# Plumber Student/Apprentice to move to Canada



## bapler (Jan 14, 2011)

Hi There

I need some help and advice please. I am South African, have lived in the UK for the past 10 years. I am currently doing a course to become a qualified plumber in the UK. City & Guilds Lvl 2 Cert (6129) Also I am about to start an apprentice job with a UK plumber as I thought getting some experience while I am studying would be a good idea. 

My Canadian wife, has been offered a job in Toronto, and the chances of us moving over to Canada for her to start by the 1st of July 2011 is pretty good.

So I wanted to know how far will the UK plumbing qualification get me in Canada. Taking into consideration that I have very little experience working as a plumber. Would I need to do a different qualification once I arrive in Canada to be able to work as a plumber? 

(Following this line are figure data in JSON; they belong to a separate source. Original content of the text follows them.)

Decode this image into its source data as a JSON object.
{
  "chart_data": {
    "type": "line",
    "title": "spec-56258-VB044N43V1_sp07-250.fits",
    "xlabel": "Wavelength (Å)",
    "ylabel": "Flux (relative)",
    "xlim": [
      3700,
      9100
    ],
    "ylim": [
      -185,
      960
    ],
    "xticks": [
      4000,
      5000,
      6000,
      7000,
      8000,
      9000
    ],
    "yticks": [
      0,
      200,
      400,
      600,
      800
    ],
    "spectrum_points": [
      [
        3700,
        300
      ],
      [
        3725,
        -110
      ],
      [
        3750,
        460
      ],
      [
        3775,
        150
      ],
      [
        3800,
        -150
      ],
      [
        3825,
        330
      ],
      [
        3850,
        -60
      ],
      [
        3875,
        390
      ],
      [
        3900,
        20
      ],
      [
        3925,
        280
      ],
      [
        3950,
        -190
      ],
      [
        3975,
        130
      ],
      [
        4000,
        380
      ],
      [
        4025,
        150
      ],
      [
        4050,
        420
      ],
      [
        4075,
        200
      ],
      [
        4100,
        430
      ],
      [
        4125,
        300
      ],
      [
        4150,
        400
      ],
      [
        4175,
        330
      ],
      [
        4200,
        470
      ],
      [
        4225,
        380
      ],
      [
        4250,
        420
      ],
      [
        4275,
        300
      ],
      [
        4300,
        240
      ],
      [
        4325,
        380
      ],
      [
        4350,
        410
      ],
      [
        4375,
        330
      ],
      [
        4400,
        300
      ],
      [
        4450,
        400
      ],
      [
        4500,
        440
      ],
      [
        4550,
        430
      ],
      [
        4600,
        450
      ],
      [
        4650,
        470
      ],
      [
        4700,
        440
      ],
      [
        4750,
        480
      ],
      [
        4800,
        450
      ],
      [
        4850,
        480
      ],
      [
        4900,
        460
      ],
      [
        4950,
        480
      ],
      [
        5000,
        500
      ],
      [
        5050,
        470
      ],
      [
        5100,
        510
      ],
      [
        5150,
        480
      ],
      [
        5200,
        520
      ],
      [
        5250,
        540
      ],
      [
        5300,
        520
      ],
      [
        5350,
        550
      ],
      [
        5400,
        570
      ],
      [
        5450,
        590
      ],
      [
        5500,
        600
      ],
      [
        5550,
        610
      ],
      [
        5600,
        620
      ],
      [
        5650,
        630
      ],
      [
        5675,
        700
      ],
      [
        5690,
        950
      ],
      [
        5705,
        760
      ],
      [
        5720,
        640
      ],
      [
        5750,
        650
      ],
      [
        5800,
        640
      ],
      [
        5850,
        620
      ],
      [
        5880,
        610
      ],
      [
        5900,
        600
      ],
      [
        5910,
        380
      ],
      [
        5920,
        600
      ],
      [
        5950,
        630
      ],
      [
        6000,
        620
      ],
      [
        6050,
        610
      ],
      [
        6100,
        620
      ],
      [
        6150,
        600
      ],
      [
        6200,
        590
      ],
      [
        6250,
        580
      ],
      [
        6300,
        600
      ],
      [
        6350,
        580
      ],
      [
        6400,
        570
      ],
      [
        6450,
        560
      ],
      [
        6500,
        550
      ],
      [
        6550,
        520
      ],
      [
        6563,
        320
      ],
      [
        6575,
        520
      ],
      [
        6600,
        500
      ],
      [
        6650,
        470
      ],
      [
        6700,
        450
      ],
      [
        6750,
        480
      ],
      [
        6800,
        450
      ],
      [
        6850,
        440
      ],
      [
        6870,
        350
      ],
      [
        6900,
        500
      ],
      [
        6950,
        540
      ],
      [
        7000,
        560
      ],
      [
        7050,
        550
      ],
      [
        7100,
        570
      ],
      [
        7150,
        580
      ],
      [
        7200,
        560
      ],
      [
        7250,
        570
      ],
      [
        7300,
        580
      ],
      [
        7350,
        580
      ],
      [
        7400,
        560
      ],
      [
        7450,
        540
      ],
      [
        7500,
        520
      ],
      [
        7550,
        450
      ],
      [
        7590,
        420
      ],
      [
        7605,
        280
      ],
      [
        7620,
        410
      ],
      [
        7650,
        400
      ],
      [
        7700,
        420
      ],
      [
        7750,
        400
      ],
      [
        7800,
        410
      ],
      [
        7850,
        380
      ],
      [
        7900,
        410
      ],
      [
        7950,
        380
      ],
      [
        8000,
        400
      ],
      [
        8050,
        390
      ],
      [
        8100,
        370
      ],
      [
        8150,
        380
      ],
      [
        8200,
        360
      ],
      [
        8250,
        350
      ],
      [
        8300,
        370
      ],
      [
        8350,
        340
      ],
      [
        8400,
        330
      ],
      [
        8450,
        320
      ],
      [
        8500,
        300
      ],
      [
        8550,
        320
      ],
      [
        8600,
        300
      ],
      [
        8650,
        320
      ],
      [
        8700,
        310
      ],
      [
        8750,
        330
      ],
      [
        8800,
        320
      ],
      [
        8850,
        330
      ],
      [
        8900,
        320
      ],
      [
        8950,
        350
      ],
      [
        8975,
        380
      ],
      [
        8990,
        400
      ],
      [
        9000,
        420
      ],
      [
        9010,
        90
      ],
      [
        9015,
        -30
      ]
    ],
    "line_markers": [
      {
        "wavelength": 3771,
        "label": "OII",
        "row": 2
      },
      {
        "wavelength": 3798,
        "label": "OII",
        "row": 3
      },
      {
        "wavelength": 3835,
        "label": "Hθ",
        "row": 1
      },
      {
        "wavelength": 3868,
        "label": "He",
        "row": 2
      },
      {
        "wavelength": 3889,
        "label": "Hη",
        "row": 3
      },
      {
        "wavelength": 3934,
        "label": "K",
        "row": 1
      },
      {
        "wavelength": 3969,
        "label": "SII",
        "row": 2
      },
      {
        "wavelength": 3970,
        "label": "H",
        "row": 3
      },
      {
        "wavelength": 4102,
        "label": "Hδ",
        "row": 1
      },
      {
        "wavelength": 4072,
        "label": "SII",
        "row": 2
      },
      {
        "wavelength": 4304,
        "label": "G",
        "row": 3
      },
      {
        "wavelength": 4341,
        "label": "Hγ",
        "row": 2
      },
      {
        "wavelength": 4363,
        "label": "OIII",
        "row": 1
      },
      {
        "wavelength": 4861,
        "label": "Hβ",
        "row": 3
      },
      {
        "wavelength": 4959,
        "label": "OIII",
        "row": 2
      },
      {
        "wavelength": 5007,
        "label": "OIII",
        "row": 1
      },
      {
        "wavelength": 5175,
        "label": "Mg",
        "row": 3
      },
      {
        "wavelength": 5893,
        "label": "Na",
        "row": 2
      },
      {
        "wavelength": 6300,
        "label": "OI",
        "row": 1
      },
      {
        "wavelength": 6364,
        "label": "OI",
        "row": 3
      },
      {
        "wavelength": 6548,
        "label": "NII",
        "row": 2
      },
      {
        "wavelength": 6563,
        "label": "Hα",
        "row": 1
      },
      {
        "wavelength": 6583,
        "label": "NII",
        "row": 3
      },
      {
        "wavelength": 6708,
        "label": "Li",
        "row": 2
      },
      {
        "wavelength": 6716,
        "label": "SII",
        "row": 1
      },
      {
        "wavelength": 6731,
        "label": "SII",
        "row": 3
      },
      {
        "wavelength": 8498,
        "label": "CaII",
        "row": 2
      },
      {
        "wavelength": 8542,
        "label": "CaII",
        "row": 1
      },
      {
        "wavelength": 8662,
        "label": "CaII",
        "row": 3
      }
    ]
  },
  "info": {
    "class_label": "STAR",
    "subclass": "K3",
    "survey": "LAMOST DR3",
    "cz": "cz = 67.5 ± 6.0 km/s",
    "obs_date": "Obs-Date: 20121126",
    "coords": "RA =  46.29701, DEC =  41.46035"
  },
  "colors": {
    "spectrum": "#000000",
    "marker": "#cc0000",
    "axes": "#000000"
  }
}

Any advice will be appreciated. Thanks!


----------



## Auld Yin (Mar 10, 2009)

bapler said:


> Hi There
> 
> I need some help and advice please. I am South African, have lived in the UK for the past 10 years. I am currently doing a course to become a qualified plumber in the UK. City & Guilds Lvl 2 Cert (6129) Also I am about to start an apprentice job with a UK plumber as I thought getting some experience while I am studying would be a good idea.
> 
> ...


Yes you would need to do the Red Seal test to get the necessary license to practice the trade in Canada. For Ontario you should read:-

Home / Red Seal
Ontario Red Seal Plumbing Exam.... - Plumbing Zone - Professional Plumbers Forum


----------



## bapler (Jan 14, 2011)

Ok, Thanks, I will check that out.


----------